LAUREL COUNTY, Ky. — The unpredictable change of seasons — that has taken place within a days’ time here recently — continued its trend as 2014 rang in last week. The tolerable temperatures that marked New Year’s Day involved clearing out my storage building and collecting all the Christmas decorations from my yard. For once, it was fortunate that I actually heeded the weather forecasts and put all the boxes and crates back safely inside the building that evening, or else I would now be tackling a massive heap of soggy and unusable decorations.
While I cannot claim any cosmic intuition or karmic abilities, I did find it ironic that the snow came just after I removed the Christmas wreath and replaced it with one that boasts of snowflakes and snowmen.
In my childhood and adolescent years, winter always brought an abundance of snow, perfect for tackling the steep hills of the countryside. Whether it be on sleds, plastic slides, or even sheets of tin, the winter season offered its own physical activities.
A sizable snow during my children’s teen years brought out my own childish trends with the construction of several snowmen in my front yard. One was decked out in Kentucky Wildcats apparel, from the scarf to the hat and included a sign promoting our state-favored team (sorry, Cardinal fans!). The other adorned the green and blue of North Laurel, where my children attended school.
Playing in the snow with the two oldest grandchildren is another tradition that I revered. But the absence of the beautiful white flakes of any depth for several years interfered with my opportunity to share those snow memories with Kynna. So when several inches of snow were predicted about four years ago, I trekked carefully to Corbin — amid snow, freezing rain and frantic phone calls from my husband — in order to get Kynna so I could share the snow experience with her as I had with Hannah and Sierra. The glitter of the sun on the new fallen snow the next morning was dim compared to the glow on that child’s face as she looked outside in anticipation of playing in the snow with Nana. We built two snowmen, went sliding on the neighbor’s sloping property and made memories that I, at least, will never forget.
The adult duties of going to work in treacherous weather definitely puts a damper on the joy of freshly fallen snow.
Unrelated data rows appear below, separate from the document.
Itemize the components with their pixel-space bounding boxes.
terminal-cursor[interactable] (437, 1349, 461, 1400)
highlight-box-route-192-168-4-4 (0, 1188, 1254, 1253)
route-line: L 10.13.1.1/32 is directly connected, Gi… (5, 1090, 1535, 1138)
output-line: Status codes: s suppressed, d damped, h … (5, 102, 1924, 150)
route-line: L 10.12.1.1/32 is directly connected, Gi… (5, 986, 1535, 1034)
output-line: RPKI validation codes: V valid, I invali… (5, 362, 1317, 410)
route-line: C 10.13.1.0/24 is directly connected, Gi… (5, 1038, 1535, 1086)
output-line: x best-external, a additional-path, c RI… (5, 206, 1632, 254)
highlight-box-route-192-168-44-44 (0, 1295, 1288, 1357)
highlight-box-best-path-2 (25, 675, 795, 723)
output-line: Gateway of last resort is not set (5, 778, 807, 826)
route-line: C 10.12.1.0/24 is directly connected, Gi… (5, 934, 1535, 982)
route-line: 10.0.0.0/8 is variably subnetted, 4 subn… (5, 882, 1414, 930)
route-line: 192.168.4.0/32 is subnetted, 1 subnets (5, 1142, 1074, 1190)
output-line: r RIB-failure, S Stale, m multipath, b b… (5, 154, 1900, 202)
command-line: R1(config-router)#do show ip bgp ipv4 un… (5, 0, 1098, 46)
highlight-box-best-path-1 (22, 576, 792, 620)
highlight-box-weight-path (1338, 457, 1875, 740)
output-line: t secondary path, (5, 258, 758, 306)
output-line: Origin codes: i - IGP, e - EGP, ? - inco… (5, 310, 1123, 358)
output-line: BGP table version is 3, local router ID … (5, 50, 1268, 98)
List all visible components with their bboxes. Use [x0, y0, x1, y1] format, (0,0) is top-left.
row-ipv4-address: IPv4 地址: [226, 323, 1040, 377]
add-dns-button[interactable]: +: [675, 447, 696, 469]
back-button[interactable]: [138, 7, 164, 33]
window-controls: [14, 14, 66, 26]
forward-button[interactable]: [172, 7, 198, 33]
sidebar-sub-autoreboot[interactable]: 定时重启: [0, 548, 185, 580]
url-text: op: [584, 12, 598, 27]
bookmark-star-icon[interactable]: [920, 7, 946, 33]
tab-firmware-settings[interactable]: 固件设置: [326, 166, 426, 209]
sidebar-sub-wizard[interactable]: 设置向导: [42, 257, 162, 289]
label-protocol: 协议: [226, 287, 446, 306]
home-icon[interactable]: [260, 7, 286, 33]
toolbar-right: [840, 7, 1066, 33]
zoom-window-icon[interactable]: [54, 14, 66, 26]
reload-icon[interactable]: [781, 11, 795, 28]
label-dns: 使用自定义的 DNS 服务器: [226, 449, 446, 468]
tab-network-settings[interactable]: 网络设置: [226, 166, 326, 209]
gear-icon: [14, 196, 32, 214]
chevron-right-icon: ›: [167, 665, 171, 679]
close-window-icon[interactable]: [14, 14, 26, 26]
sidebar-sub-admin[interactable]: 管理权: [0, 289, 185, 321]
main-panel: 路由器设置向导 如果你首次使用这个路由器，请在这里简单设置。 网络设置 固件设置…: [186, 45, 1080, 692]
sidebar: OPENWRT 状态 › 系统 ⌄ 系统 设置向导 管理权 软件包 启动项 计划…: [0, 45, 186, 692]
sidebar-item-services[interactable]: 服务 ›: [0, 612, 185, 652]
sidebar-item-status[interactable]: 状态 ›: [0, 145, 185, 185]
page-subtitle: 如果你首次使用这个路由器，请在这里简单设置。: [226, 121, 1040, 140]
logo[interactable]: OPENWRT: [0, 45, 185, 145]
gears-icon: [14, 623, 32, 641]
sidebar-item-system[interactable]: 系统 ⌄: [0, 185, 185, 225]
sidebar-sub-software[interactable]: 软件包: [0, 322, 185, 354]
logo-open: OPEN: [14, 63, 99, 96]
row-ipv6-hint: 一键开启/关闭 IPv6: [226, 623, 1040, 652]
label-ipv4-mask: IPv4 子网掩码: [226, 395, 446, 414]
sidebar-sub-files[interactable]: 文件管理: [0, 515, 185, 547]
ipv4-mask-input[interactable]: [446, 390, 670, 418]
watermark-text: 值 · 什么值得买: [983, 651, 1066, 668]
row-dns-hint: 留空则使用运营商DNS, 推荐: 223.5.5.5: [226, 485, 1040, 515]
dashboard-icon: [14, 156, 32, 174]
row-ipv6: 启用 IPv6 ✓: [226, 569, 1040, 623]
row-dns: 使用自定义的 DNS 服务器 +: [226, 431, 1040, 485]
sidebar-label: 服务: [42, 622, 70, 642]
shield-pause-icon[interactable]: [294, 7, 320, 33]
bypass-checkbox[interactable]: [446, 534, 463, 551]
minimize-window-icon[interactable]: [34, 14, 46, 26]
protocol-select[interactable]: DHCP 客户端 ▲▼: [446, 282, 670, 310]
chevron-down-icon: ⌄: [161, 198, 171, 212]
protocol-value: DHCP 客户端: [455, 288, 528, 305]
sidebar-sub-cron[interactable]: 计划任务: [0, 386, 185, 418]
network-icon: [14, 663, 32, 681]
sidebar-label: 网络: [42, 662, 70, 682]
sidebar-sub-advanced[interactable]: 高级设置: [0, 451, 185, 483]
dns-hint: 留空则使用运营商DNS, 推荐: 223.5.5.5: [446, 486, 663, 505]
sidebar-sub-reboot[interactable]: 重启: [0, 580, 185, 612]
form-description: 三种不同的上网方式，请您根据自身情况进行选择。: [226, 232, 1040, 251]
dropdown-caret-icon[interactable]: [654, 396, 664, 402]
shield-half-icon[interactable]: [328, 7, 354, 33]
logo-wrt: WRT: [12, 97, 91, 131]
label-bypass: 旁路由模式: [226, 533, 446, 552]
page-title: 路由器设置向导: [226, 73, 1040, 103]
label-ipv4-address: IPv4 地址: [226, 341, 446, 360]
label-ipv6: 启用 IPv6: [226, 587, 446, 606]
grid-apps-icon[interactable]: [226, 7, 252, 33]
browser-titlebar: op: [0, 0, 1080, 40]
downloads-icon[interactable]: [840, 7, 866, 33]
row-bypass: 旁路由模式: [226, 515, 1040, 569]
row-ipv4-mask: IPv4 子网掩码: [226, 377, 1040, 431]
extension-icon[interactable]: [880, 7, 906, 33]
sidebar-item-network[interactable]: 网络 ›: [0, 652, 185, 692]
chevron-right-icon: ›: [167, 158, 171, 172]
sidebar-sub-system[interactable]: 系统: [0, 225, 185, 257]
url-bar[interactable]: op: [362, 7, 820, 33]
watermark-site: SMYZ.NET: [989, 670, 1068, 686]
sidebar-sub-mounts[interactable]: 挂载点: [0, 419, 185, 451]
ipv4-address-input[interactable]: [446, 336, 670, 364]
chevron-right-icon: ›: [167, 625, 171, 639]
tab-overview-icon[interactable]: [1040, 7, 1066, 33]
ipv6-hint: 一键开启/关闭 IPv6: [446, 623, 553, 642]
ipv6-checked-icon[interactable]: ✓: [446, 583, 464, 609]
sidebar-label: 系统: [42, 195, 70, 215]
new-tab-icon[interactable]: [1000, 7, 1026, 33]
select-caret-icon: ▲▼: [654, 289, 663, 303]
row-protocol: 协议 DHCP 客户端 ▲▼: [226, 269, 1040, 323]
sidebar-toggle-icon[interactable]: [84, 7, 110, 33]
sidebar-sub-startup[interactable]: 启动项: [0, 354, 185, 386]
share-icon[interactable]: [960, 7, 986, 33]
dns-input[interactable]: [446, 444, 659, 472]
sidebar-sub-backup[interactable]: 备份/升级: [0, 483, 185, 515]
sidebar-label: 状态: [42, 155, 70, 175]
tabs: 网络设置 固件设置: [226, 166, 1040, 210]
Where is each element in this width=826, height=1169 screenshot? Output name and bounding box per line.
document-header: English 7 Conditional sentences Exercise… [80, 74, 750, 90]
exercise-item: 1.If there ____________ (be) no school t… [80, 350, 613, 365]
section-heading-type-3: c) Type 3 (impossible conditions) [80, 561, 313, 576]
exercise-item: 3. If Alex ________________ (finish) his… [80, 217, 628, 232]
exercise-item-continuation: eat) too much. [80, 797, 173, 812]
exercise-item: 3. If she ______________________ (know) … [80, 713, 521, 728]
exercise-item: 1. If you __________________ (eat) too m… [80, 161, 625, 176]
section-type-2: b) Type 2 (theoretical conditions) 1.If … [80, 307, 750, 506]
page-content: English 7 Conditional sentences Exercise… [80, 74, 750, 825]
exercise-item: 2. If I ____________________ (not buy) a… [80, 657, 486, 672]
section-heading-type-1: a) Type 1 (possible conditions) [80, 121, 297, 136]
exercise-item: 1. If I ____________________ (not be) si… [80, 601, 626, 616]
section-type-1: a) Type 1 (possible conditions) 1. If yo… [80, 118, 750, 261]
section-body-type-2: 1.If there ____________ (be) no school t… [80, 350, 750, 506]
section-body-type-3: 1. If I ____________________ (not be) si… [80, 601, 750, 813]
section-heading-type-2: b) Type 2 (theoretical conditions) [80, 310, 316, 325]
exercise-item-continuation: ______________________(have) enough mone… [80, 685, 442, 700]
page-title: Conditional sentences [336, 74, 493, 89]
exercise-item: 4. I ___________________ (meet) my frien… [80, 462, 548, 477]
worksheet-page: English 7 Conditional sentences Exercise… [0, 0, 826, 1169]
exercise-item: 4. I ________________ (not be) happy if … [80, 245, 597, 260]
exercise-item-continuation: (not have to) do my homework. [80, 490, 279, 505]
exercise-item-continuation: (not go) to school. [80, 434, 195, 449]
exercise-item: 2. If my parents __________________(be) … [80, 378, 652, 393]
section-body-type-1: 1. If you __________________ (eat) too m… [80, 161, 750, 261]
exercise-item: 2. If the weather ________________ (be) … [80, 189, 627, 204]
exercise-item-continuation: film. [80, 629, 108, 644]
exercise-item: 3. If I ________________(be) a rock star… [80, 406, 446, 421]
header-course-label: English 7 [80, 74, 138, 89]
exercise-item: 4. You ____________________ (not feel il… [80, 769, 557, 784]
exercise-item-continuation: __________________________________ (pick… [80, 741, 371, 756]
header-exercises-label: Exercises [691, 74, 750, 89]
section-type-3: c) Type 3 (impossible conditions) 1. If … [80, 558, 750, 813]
The road crews in this area do an outstanding job of clearing the highways and by-ways, leaving me with little excuse to miss work due to road conditions.
But when snow accumulation is predicted, you can bet I’ll be hoping for a weekend so I can share the same snow experience with 3-year-old Autumn and hopefully, continue the tradition into the coming years with the new granddaughter due in May of this year.
For me, snow brings memories of childhood that I hope I never outgrow.